Now this wasn’t the kind of lost where you just keep wandering until you find a road one or two hours later. This was the kind of lost where you spend the night huddled by a snowmobile with no gas left. This was a they’re-sending-in-helicopters-to-save-you kind of lost.
The very definition of becoming truly lost is not knowing the way back. At that point, you need a rescue party. Sometimes we forget that when we start talking about sin, and this isn’t just talking about before we were saved, when we were still dead in our sins, as the Bible puts it. This is the flesh that we all struggle against. This is the creeping coldness in our hearts, the drift that we experience in life.

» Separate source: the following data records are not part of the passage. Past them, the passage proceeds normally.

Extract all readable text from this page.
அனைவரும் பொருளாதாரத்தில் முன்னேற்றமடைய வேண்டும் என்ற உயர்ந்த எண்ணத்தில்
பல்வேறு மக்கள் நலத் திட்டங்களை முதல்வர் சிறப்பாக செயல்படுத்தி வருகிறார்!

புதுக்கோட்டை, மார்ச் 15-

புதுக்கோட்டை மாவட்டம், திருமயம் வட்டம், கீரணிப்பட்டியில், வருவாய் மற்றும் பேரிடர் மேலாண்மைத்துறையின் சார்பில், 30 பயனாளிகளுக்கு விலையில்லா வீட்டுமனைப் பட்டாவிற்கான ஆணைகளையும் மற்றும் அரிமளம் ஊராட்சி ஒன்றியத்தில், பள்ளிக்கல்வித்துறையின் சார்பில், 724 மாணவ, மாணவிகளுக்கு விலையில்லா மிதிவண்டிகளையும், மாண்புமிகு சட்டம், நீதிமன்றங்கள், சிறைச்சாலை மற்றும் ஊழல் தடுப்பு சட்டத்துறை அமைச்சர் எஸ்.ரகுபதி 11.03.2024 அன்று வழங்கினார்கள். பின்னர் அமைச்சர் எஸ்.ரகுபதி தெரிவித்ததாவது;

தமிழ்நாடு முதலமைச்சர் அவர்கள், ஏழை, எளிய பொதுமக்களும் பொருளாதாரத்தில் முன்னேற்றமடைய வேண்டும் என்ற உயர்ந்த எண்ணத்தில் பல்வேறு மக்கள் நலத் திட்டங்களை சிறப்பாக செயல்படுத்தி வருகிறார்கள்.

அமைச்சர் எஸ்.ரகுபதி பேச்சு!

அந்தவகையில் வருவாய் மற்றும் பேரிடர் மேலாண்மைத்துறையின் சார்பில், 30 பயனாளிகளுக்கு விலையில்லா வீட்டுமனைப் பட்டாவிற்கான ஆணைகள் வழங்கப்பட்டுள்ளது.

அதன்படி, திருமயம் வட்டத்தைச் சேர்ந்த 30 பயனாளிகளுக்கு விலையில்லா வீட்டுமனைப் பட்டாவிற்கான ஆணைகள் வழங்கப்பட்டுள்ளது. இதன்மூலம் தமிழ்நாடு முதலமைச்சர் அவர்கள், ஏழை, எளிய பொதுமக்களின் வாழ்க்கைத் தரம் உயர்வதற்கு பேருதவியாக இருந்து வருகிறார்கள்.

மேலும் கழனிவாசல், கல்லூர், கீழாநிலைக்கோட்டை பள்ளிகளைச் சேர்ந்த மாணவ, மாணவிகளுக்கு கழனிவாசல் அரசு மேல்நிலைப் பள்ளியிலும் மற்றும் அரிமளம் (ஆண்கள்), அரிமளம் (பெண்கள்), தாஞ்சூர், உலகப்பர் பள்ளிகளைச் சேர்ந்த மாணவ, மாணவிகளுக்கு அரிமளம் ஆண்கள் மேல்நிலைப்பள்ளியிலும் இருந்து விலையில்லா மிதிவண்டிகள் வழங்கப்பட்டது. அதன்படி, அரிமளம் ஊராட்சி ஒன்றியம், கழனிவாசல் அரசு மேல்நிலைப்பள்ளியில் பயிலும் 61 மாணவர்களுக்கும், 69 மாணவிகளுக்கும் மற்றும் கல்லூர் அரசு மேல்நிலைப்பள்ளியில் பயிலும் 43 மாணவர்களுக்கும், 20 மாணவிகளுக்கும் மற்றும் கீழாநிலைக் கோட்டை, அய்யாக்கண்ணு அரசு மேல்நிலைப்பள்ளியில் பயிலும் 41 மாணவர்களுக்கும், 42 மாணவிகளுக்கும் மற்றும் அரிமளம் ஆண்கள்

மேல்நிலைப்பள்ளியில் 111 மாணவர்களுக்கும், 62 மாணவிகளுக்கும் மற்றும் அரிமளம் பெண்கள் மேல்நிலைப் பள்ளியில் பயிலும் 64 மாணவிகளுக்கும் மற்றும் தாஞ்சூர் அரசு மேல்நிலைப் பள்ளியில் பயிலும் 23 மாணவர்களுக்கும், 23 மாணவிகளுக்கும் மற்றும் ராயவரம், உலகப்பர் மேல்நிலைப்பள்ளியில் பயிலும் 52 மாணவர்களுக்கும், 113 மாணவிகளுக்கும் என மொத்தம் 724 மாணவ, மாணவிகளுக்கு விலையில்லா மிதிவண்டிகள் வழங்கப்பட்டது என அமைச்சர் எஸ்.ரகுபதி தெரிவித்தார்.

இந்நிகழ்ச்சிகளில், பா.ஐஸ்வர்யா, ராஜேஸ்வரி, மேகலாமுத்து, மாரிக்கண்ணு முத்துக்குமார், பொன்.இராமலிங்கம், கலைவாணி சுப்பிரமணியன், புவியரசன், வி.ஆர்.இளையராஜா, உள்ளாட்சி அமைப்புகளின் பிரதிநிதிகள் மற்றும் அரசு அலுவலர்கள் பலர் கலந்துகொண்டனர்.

Sometimes when we sin, we fall in the Old Covenant mentality, thinking that God is there to smite us for our faltering and that we have make a payment of our own for our sins. This mentality is rooted in how we have to observe the law in order to earn our way back into the Lord’s good graces. This brings up fear. “Oh no, I’ve stumbled, so now it’ll be curses and rebukes for me. God’s going to put me on the sidelines for a while now.”
This contradicts what the apostle John wrote, “If we confess our sins, he is faithful and just to forgive us our sins and to cleanse us from all unrighteousness” (1 John 1:9).
We need a Savior, and we never stop needing him.